Case 39/84

Acórdão N.º 39/84
Download Judgment: Portuguese
Country: Portugal
Region: Europe
Year: 1984
Court: Constitutional Court
Health Topics: Health care and health services, Health systems and financing
Human Rights: Right to health
Tags: Access to health care, Budget, Health expenditures, Health funding

The President wished to remove significant portions of Law No. 56/79 that established the National Health Service. The law was created by parliament and thus the President argued that the parliament holds all power to alter or remove the law.

The President also intended to repeal and replace Law No. 488/75, but the constitutionality of this action was not considered by the court.

The court found that the constitutional right to health obligated the government to establish a national health service and to undo that action would be unconstitutional. The Court found that the constitutional obligation was originally a positive obligation for the government to create the service. But, once the government created the service, the obligation became both the original positive obligation and a negative obligation to not undo the creation of the service.

“Que o Estado não dê a devida realização às tarefas constitucionais, concretas e determinadas, que lhe estão cometidas, isso só poderá ser objecto de censura constitucional em sede de inconstitucionalidade por omissão. Mas quando desfaz o que já havia sido realizado para cumprir essa tarefa, e com isso atinge uma garantia de um direito fundamental, então a censura constitucional já se coloca no plano da própria inconstitucionalidade por acção.

Se a Constituição impõe ao Estado a realização de uma determinada tarefa — a criação de uma certa instituição, uma determinada alteração na ordem jurídica —, então, quando ela seja levada a cabo, o resultado passa a ter a protecção directa da Constituição. O Estado não pode voltar atrás, não pode descumprir o que cumpriu, não pode tornar a colocar-se na situa¬ção de devedor. Quando, por exemplo, em cumprimento do artigo 101.º, n.º 2, da Constituição, que ordenava a extinção do regime de colónia, este veio a ser efectivamente extinto, o Estado não pode, posterior¬mente, vir a revogar a extinção da colónia e a restaurar essa figura. Se o fizesse, incorreria em violação positiva do artigo 101.º da Constituição.” (Section 2.3.3)

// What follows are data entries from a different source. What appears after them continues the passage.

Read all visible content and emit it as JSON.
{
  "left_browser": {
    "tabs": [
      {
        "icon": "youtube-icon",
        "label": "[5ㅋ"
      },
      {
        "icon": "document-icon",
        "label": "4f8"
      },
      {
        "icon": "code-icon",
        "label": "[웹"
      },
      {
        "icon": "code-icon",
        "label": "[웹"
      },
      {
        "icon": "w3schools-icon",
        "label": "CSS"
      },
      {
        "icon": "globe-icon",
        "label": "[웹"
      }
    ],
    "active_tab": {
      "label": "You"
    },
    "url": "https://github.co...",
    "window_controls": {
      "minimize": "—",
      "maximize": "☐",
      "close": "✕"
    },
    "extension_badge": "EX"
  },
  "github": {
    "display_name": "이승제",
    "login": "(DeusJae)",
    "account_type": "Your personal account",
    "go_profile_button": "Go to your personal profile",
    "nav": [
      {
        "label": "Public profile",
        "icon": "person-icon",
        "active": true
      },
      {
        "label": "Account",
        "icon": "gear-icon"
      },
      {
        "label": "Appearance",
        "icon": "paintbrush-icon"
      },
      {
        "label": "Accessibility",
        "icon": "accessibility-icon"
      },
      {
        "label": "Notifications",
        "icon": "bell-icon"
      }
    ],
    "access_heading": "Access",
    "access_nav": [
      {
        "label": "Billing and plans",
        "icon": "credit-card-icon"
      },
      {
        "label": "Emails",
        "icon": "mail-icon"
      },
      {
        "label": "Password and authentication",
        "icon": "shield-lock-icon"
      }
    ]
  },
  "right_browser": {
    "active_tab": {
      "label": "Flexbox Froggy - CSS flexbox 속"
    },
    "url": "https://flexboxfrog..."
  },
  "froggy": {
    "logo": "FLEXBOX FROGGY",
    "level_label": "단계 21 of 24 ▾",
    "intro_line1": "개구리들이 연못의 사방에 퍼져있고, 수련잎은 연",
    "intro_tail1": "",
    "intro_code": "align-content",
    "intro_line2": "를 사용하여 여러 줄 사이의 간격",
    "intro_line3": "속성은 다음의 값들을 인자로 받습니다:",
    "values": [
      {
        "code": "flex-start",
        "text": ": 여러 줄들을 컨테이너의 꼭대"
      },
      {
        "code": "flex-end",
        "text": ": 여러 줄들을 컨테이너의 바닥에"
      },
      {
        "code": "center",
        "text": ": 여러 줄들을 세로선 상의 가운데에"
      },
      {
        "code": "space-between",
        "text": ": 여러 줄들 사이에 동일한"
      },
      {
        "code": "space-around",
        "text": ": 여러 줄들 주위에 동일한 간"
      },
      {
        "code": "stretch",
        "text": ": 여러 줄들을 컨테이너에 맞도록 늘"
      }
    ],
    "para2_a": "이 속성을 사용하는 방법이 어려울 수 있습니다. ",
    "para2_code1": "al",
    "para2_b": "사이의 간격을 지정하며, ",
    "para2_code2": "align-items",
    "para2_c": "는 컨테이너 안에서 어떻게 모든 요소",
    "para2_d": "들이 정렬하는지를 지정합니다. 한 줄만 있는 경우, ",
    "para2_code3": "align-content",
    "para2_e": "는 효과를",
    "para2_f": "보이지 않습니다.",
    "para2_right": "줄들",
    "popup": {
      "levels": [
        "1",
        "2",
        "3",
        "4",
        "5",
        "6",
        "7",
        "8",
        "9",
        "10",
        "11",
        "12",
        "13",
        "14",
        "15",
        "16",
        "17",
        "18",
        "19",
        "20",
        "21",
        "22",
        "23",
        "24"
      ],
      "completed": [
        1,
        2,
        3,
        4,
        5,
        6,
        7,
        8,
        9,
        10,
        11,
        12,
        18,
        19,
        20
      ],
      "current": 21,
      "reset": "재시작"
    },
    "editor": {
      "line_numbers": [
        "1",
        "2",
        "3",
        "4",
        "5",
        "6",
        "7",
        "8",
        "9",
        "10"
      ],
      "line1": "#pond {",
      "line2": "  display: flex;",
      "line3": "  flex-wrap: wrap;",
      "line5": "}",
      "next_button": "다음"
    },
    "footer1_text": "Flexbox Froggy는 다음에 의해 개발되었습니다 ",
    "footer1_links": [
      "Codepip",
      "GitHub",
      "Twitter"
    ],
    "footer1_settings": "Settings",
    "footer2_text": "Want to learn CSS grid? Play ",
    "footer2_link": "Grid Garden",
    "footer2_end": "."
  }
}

If the State does not comply with the due realization of concrete and determinate constitutional tasks that it has in charge, it can be held responsible for a constitutional omission. However, when the State undoes what it had already done to comply with those tasks, and thus affects a constitutional guarantee, then it is the State action which amounts to a constitutional wrong. If the Constitution imposes upon the State a certain task – the creation of a certain institution, a certain modification of the legal order – then, when that task has already been complied with, its outcome becomes constitutionally protected. The State cannot move backwards – it cannot undo what it has already accomplished, it cannot go backwards and put itself again in the position of debtor….

Generally, social rights translate themselves in a duty to act, especially a duty to create public institutions (such as the school system, the social security system, etcetera). If these institutions are not created, the Constitution can only give ground to claims for their creation. But, after they have been created, the Constitution protects their existence, as if they already existed when the Constitution was adopted. The constitutional tasks imposed on the State as a guarantee for fundamental rights, consisting in the creation of certain institutions or services, do not only oblige their creation, but also a duty not to abolish them once created. This means that, since the moment when the State complies (totally or partially) the constitutionally imposed tasks to realize a social right, the constitutional respect of this right ceases to be (or to be exclusively) a positive obligation, thereby also becoming a negative obligation. The State, which was obliged to act to satisfy a social right, also becomes obliged to abstain from threatening the realization of that social right.